Voilà, je vais donc continuer à vous donner mes impressions. Prochaine étape, une superbe triplette d'épisodes avec du grand William H.Macy. Pas étonnant que Wells l'ait embauché sur #Shameless.
Un de mes titres d'épisodes favoris (pour info) Traduit en VF par "De l’Imbécillité Humaine" (soyons fou)

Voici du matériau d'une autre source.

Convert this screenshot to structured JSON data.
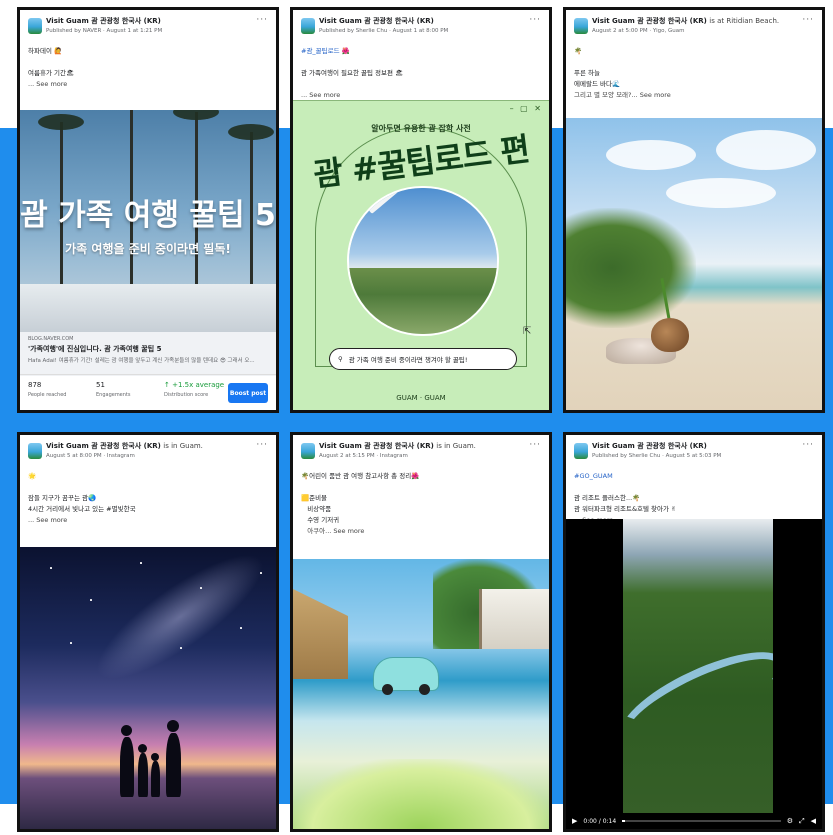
{
  "colors": {
    "background_band": "#1f8ded",
    "page_bg": "#ffffff",
    "link": "#2563c7",
    "boost_button": "#1877f2"
  },
  "more_icon": "···",
  "cards": [
    {
      "page_name": "Visit Guam 괌 관광청 한국사 (KR)",
      "location": "",
      "meta": "Published by NAVER · August 1 at 1:21 PM",
      "lines": [
        "하파데이 🙋",
        "",
        "여름휴가 기간🏖"
      ],
      "see_more": "... See more",
      "media": {
        "title": "괌 가족 여행 꿀팁 5",
        "subtitle": "가족 여행을 준비 중이라면 필독!"
      },
      "link": {
        "domain": "BLOG.NAVER.COM",
        "title": "'가족여행'에 진심입니다. 괌 가족여행 꿀팁 5",
        "desc": "Hafa Adai! 여름휴가 기간! 설레는 괌 여행을 앞두고 계신 가족분들의 많을 텐데요 😎 그래서 오..."
      },
      "stats": [
        {
          "value": "878",
          "label": "People reached"
        },
        {
          "value": "51",
          "label": "Engagements"
        },
        {
          "value": "↑ +1.5x average",
          "label": "Distribution score"
        }
      ],
      "boost": "Boost post"
    },
    {
      "page_name": "Visit Guam 괌 관광청 한국사 (KR)",
      "location": "",
      "meta": "Published by Sherlie Chu · August 1 at 8:00 PM",
      "lines": [
        "#괌_꿀팁로드 🌺",
        "",
        "괌 가족여행이 필요한 꿀팁 정보편 🏖"
      ],
      "see_more": "... See more",
      "media": {
        "small": "알아두면 유용한 괌 잡학 사전",
        "big": "괌 #꿀팁로드 편",
        "search": "괌 가족 여행 준비 중이라면 챙겨야 할 꿀팁!",
        "logos": "GUAM · GUAM",
        "window_controls": "– ▢ ✕"
      }
    },
    {
      "page_name": "Visit Guam 괌 관광청 한국사 (KR)",
      "location": "is at Ritidian Beach.",
      "meta": "August 2 at 5:00 PM · Yigo, Guam",
      "lines": [
        "🌴",
        "",
        "푸른 하늘",
        "에메랄드 바다🌊",
        "그리고 별 모양 모래?... See more"
      ],
      "see_more": ""
    },
    {
      "page_name": "Visit Guam 괌 관광청 한국사 (KR)",
      "location": "is in Guam.",
      "meta": "August 5 at 8:00 PM · Instagram",
      "lines": [
        "🌟",
        "",
        "잠들 지구가 꿈꾸는 괌🌏",
        "4시간 거리에서 빛나고 있는 #별빛한국"
      ],
      "see_more": "... See more"
    },
    {
      "page_name": "Visit Guam 괌 관광청 한국사 (KR)",
      "location": "is in Guam.",
      "meta": "August 2 at 5:15 PM · Instagram",
      "lines": [
        "🌴어린이 품반 괌 여행 참고사항 총 정리🌺",
        "",
        "🟨준비물",
        "   비상약품",
        "   수영 기저귀",
        "   아쿠아... See more"
      ],
      "see_more": ""
    },
    {
      "page_name": "Visit Guam 괌 관광청 한국사 (KR)",
      "location": "",
      "meta": "Published by Sherlie Chu · August 5 at 5:03 PM",
      "lines": [
        "#GO_GUAM",
        "",
        "괌 리조트 플러스한...🌴",
        "괌 워터파크형 리조트&호텔 찾아가 ✌"
      ],
      "see_more": "... See more",
      "video": {
        "time": "0:00 / 0:14",
        "progress": 0.02
      }
    }
  ]
}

C'est aussi un très bel épisode pour ces raisons :
- Il retranscrit très bien ce qu'est un dimanche (ER est très fort avec les heures, les jours et les saisons)
- C'est le meilleur rôle de Michael Rapaport
- Doug et Carol m'ont tués
Et il aborde plein de sujets rare à la télé, surtout sur un network, surtout il y a 20 ans : VIH chez les seniors, addiction des nourrissons et regard de la société sur un couple biracial (même si l'ironie voudra que La Salle lui-même mettra fin au couple Corday/Benton).
"A Hole in the Heart" c'est le genre de season finale très solide dont ER avait le secret au début. Pas de spectaculaire, juste du drama concentré sur les patients et les personnages, de la résolution des arcs de la saison et de l'ouverture pour la suivante sans gros cliffhanger.
Ici, la querelle Doug/Mark est très bien écrite et prépare en douceur le départ de Clooney. Le père suicidaire est un patient très marquant. Et on tient une grande performance de Laura Innes. Seul regret, c'est le dernier épisode d'Anna :'(
Je termine avec la veste à carreaux rouge mythique de Mark (également emprunté par Anna) dont j'ai porté un exemplaire similaire pendant quelques mois avant de réaliser ma faute de goût.